In Zoroastrianism, Farvahar is known as:
Although the Farvahar symbol existed before Zoroaster and was not mentioned by Zarathustra, it is one of Zoroastrianism’s most original and complex notions. Farvahar symbol existed as one of the spiritual forces at the time of creation and before the appearance of other beings, and he stays stable in the upper realm after their death, according to Zoroastrians.
Each period of the world is estimated to be 12,000 years old according to Zoroastrianism (in four parts of 3,000 years). Only Fravashis were present in the spiritual world during the first 3000 years when it was free of corporeal form. The Fravashis, according to Ahura Mazda’s will, discovered regular organs and assumed material form in the second period (the second 3000 years), and thus man and the material world emerged.
Throughout history, the symbol of Farvahar has been:
Farvahar symbol had a long history as a “sign of the winged body” in Middle Eastern culture and in the civilizations of Egypt, Sumer, and Assyria before being classified as an Iranian national symbol. In these areas, the Achaemenid dynasty used winged corpses as well and came to ancient Egypt in the second millennium BC. Some even argue that the name Fravashi has been used as a sign since the 19th century, even though there is no evidence that Farvahar Collection was a Zoroastrian name.
In the culture of the Middle East and the civilizations listed, Fravashi is an adaption of the body sign or the winged sun. This emblem was linked with theology, the royal family, and as a symbol of power in Egypt, Mesopotamia, Anatolia, and Iran. As a result, the Fravashi emblem is also known as the Iranian kingdom’s symbol.
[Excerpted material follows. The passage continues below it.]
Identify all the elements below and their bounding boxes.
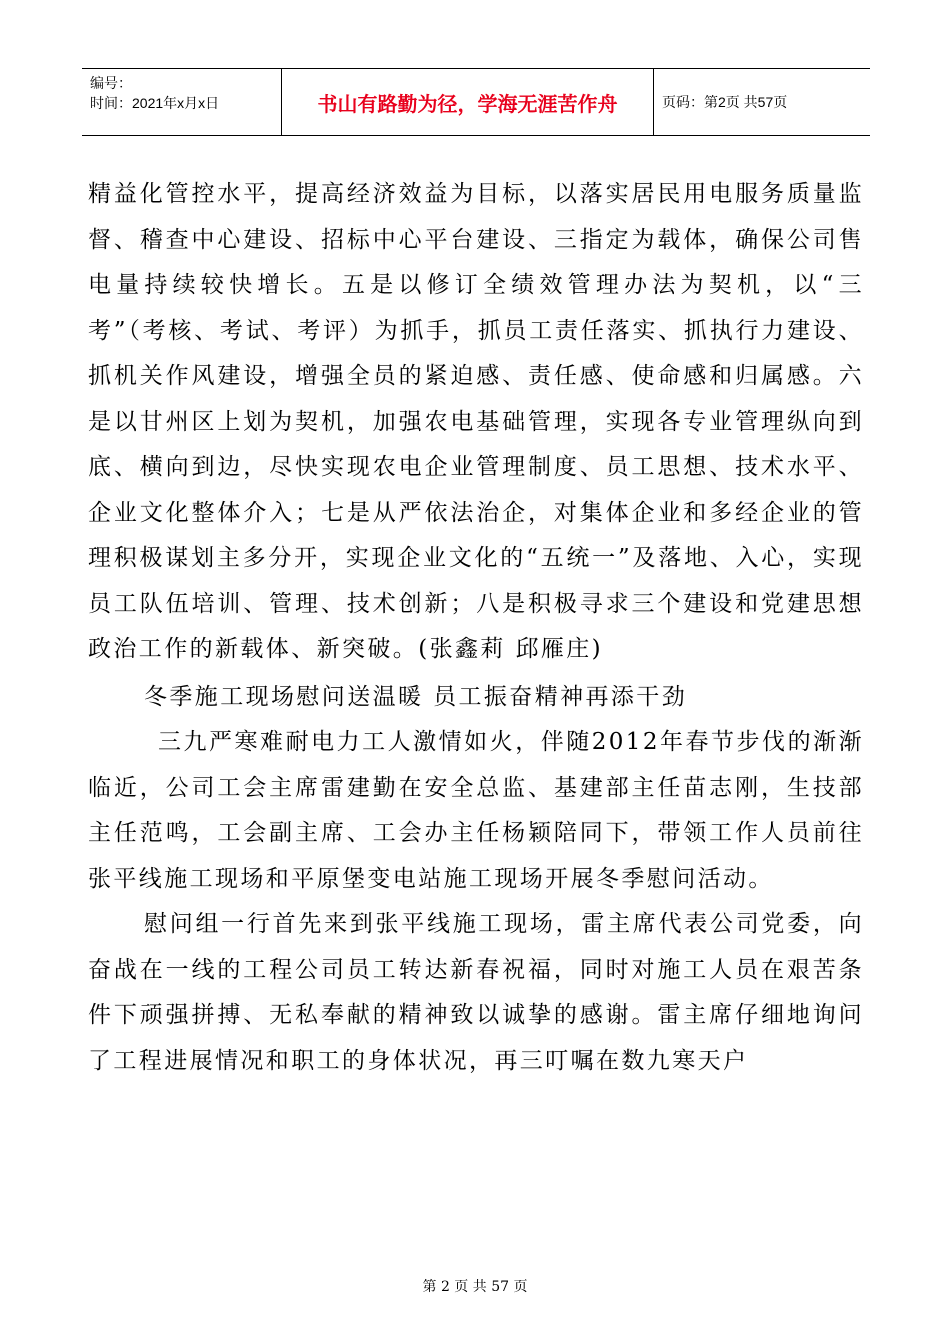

According to historical records, the ancestors of Iran knew the nature of human beings with five components: Ahu, Dina, Biozeh, Arun, and Fravashi, according to Avesta and Pahlavi mythology (body, soul, psyche, conscience, and spirit). They believed that the boiling and effort of these components caused man’s growth and maturity.
The term “body” refers to the organs of the human body that are no longer alive and die after death. The term “soul” refers to man’s life energy, which is responsible for the body’s movement and function, and it will vanish with his death. The “psyche” is the root of human thoughts, words, and acts, and it has complete control over whether or not to take the good or bad route. “Conscience” is man’s inner voice and restriction from harmful deeds, and its presence causes remorse and remorse for terrible deeds. As previously stated, the ” Farvahar symbol ” refers to the human soul that survives death.
The winged body (winged sun) is thought to have originated in Middle Eastern culture and civilizations such as Egypt, Syria, and Assyria. As a result, the Farvahar symbol is an adaption of the original symbol, which later became known as the Iranian national symbol. The origins of the oldest winged images and mythological winged animals must be traced to Mesopotamia and Iran, which were entwined with the Egyptian emblem in ancient Assyria, according to accessible texts. Assyrian art associates this emblem with the king’s and people’s divine assistance, and it appears in two forms: “with a human body” and “without a human body.”
The symbol with no human body is known as the sun symbol, while the symbol with a human body is known as the symbol of Assyria, the Assyrian god. Many beads and Persian handicrafts feature the Assyrian symbol.